Since Marita didn’t say anything else, Gaspar went back to work. They finished a version of the video that was an hour and three minutes long. Gaspar would come back alone during the week to do the final edit. They’d had several beers. Gaspar wasn’t drunk, Marita was a little, though she’d eaten two bags of potato chips. They talked about other things, mostly about anorexic girls, about Marita’s classmates who wore oversized clothes and then looked at themselves in the bathroom mirror, sucked in their stomachs, made their ribs stick out, cut themselves and let the blood trickle down over their pubis.

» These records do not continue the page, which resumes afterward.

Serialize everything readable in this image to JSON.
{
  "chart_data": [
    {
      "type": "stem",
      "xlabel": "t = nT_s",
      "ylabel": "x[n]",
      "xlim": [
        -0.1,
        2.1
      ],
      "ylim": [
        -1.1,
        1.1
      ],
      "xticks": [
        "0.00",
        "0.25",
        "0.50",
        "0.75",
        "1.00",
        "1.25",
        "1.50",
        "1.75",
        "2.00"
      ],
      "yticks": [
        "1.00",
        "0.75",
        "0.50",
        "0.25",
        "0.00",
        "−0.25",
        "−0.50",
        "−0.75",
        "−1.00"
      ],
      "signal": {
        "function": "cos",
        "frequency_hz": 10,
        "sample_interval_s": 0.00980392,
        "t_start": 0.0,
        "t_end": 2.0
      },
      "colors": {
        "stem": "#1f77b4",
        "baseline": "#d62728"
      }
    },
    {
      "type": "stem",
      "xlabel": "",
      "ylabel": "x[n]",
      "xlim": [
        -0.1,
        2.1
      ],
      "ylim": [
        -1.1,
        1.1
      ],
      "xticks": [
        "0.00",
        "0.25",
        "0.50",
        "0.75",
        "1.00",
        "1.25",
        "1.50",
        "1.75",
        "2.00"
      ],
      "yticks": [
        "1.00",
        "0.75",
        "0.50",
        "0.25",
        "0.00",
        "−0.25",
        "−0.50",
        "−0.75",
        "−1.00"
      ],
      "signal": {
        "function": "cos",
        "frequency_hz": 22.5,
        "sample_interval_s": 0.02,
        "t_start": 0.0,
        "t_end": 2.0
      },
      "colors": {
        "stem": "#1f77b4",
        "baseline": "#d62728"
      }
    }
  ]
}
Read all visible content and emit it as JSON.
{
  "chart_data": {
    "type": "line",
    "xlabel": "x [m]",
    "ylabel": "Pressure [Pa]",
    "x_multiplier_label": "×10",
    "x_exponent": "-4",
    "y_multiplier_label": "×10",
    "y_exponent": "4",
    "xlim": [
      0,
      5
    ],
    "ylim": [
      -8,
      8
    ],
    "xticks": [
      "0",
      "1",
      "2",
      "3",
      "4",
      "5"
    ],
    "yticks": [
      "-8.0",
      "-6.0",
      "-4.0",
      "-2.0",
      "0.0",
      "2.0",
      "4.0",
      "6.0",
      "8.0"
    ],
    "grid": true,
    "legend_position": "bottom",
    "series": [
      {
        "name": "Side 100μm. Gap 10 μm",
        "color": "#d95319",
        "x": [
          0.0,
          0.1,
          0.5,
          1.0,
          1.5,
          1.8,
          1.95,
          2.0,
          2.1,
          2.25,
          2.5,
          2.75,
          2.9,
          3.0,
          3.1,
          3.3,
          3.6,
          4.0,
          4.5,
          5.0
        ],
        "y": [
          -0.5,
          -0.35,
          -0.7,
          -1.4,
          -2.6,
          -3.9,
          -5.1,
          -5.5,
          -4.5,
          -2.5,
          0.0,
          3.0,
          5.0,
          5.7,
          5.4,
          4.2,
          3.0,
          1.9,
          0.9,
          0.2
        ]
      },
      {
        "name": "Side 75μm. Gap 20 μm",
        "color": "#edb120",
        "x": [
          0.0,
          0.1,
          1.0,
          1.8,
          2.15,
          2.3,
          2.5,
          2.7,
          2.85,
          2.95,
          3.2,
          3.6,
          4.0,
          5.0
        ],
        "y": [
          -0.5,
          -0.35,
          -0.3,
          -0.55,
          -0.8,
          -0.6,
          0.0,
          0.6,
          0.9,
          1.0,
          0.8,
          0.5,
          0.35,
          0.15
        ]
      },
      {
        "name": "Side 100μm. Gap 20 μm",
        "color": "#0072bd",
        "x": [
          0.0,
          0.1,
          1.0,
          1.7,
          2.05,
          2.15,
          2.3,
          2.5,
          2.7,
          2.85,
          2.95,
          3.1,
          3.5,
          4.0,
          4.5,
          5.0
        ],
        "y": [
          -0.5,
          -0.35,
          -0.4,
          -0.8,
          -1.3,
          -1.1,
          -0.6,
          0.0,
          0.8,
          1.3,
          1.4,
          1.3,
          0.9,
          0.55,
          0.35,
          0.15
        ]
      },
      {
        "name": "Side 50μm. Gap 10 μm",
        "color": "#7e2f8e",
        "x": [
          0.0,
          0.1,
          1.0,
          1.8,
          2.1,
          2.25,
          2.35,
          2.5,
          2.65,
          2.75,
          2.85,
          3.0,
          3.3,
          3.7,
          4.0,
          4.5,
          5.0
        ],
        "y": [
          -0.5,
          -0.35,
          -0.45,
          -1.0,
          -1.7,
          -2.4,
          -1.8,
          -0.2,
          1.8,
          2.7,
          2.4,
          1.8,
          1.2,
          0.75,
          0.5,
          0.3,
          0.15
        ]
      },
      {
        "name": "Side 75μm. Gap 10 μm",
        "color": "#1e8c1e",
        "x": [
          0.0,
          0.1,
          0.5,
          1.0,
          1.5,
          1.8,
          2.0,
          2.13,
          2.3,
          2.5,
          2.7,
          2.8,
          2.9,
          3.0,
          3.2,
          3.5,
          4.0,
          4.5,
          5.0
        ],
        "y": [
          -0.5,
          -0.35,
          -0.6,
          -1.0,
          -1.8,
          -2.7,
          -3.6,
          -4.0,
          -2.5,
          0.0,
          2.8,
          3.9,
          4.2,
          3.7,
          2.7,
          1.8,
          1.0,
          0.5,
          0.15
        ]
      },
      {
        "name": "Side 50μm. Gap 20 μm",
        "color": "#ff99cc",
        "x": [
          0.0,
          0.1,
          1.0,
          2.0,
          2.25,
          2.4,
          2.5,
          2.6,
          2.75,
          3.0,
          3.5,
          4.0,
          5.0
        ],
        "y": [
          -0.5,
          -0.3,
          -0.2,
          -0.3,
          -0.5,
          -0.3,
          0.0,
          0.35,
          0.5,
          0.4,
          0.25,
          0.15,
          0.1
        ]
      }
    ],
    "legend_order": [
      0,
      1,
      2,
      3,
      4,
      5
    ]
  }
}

I’ve never been like that, she told him as they were crossing Plaza Moreno.
“Why do you keep saying that?”
Marita ran her hand over her short hair and tugged on it a little.

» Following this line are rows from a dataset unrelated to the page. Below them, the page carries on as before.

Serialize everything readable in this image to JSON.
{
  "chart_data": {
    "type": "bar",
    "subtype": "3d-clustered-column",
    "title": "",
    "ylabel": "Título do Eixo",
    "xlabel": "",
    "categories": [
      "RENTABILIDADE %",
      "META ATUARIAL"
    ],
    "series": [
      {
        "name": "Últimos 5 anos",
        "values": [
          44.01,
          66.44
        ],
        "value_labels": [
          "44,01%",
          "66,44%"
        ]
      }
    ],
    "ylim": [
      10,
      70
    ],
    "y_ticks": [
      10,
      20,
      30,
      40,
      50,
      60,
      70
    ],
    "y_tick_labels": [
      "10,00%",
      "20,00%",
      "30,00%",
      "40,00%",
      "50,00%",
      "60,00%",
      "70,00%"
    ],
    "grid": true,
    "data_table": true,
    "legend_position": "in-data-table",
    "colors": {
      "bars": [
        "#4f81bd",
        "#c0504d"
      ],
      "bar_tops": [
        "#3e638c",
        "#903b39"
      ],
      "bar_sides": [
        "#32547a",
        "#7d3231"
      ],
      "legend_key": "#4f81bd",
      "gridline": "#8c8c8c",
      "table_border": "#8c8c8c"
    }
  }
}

“Because I want to say something else and it won’t come out.”
“I can’t keep walking with you if you’re going to give me the runaround. This is new, you never used to torture me, really, and I don’t like it.”

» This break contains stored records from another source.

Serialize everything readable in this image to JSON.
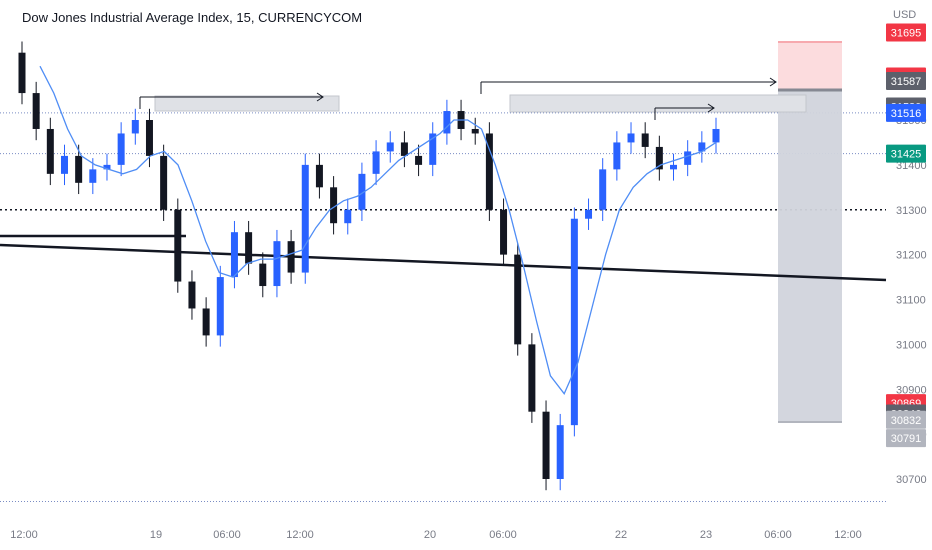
{
  "title": "Dow Jones Industrial Average Index, 15, CURRENCYCOM",
  "currency": "USD",
  "chart_data": {
    "type": "candlestick",
    "x_tick_labels": [
      "12:00",
      "19",
      "06:00",
      "12:00",
      "20",
      "06:00",
      "22",
      "23",
      "06:00",
      "12:00"
    ],
    "y_ticks": [
      30700,
      30800,
      30900,
      31000,
      31100,
      31200,
      31300,
      31400,
      31500
    ],
    "ylim": [
      30600,
      31720
    ],
    "price_tags": [
      {
        "label": "31695",
        "value": 31695,
        "color": "#f23645"
      },
      {
        "label": "31597",
        "value": 31597,
        "color": "#f23645"
      },
      {
        "label": "31587",
        "value": 31587,
        "color": "#5d606b"
      },
      {
        "label": "31530",
        "value": 31530,
        "color": "#5d606b"
      },
      {
        "label": "31516",
        "value": 31516,
        "color": "#2962ff"
      },
      {
        "label": "31425",
        "value": 31425,
        "color": "#089981"
      },
      {
        "label": "30869",
        "value": 30869,
        "color": "#f23645"
      },
      {
        "label": "30846",
        "value": 30846,
        "color": "#5d606b"
      },
      {
        "label": "30832",
        "value": 30832,
        "color": "#b2b5be"
      },
      {
        "label": "30791",
        "value": 30791,
        "color": "#b2b5be"
      }
    ],
    "series": [
      {
        "name": "",
        "type": "candles",
        "close": [
          31560,
          31480,
          31380,
          31420,
          31360,
          31390,
          31400,
          31470,
          31500,
          31420,
          31300,
          31140,
          31080,
          31020,
          31150,
          31250,
          31180,
          31130,
          31230,
          31160,
          31400,
          31350,
          31270,
          31300,
          31380,
          31430,
          31450,
          31420,
          31400,
          31470,
          31520,
          31480,
          31470,
          31300,
          31200,
          31000,
          30850,
          30700,
          30820,
          31280,
          31300,
          31390,
          31450,
          31470,
          31440,
          31390,
          31400,
          31430,
          31450,
          31480
        ]
      },
      {
        "name": "",
        "type": "moving_average",
        "values": [
          31620,
          31560,
          31480,
          31420,
          31400,
          31390,
          31380,
          31390,
          31420,
          31430,
          31400,
          31320,
          31230,
          31160,
          31150,
          31180,
          31190,
          31190,
          31200,
          31210,
          31260,
          31300,
          31320,
          31330,
          31350,
          31380,
          31410,
          31430,
          31450,
          31470,
          31500,
          31500,
          31480,
          31400,
          31300,
          31180,
          31050,
          30930,
          30890,
          30960,
          31080,
          31200,
          31300,
          31350,
          31380,
          31400,
          31410,
          31420,
          31430,
          31450
        ]
      }
    ],
    "grid": "dotted horizontal price levels",
    "legend": "none"
  }
}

Marita said sorry, sorry, and hugged Gaspar before taking his face in her hands.
“Is that why you were with me? Because I don’t have any issues, I’m just a normal person with no drama?”
“What’s so bad about that?”
“Not that it’s bad, it’s just really boring.”
“I’m the boring one,” said Gaspar. “Not you. You care about people, you want to change things, you don’t lose hope over stupid stuff. Everyone loves you. Same as my uncle. I can’t think of anything better than that, truly. Nothing.”
Marita kissed him. Gaspar took off his backpack and took a deep breath.
“I left Hueso,” she said. “I want to be with you. Do you want to get back together with me?”
Setting up a house could bring some relief. It had worked the first time: ride out the constant headache by trying to get a table into the kitchen. Ignore the dreams and hallucinations by painting a wall with a roller, up and down, right to left, tape on the door moldings so they wouldn’t get spattered, the penetrating smell in his hair and on his skin washed away in the afternoon shower. Choosing lamps and fearing electrocution while he stood on the penultimate step of a lopsided ladder. Now that he was having what the neurologist called déjà vu—and what he preferred to call memories—at least once a day, he was setting up house with Marita. Rented, for now, at his uncle’s recommendation. You have a lot of cash and a lot of houses: take your time, you need to choose well when you buy. So now there he was, painting the walls purple, a purple house like Paisley Park, that was Marita’s dream, and, after painting, two cups of wine while they sat on the floor like in a TV commercial, installing programs on the computer. When she fell into a deep and dreamless sleep, he disentangled himself from her legs and stared at the ceiling and felt the exhaustion of sex and the unhappiness like a weight around his neck. That Marita was there only brought him moments of relief, pleasant pangs. He didn’t want to describe for her the visions that made him so afraid. He wasn’t going to tell her, he didn’t tell her, that he couldn’t go back to the actual house where Adela had disappeared because they’d demolished it, but he went back almost every night in dreams and searched for her desperately behind hundreds of doors. The dreams were terribly long, like full-length movies; Gaspar didn’t know if normal people had such long dreams. The neurologist had said he was experiencing visual and emotional flashbacks from a dream or a series of dreams. That was his latest conclusion. He had déjà vu of dreams. Gaspar had asked, how can that be, and the doctor had told him it was rare, but entirely consistent with epileptic symptoms, that it was unusual but not unheard of, and on and on. Vicky agreed. Marita said it seemed like a science fiction plot, straight out of Philip K. Dick. How can you have déjà vu of forgotten dreams? Sounds like you should get a second opinion.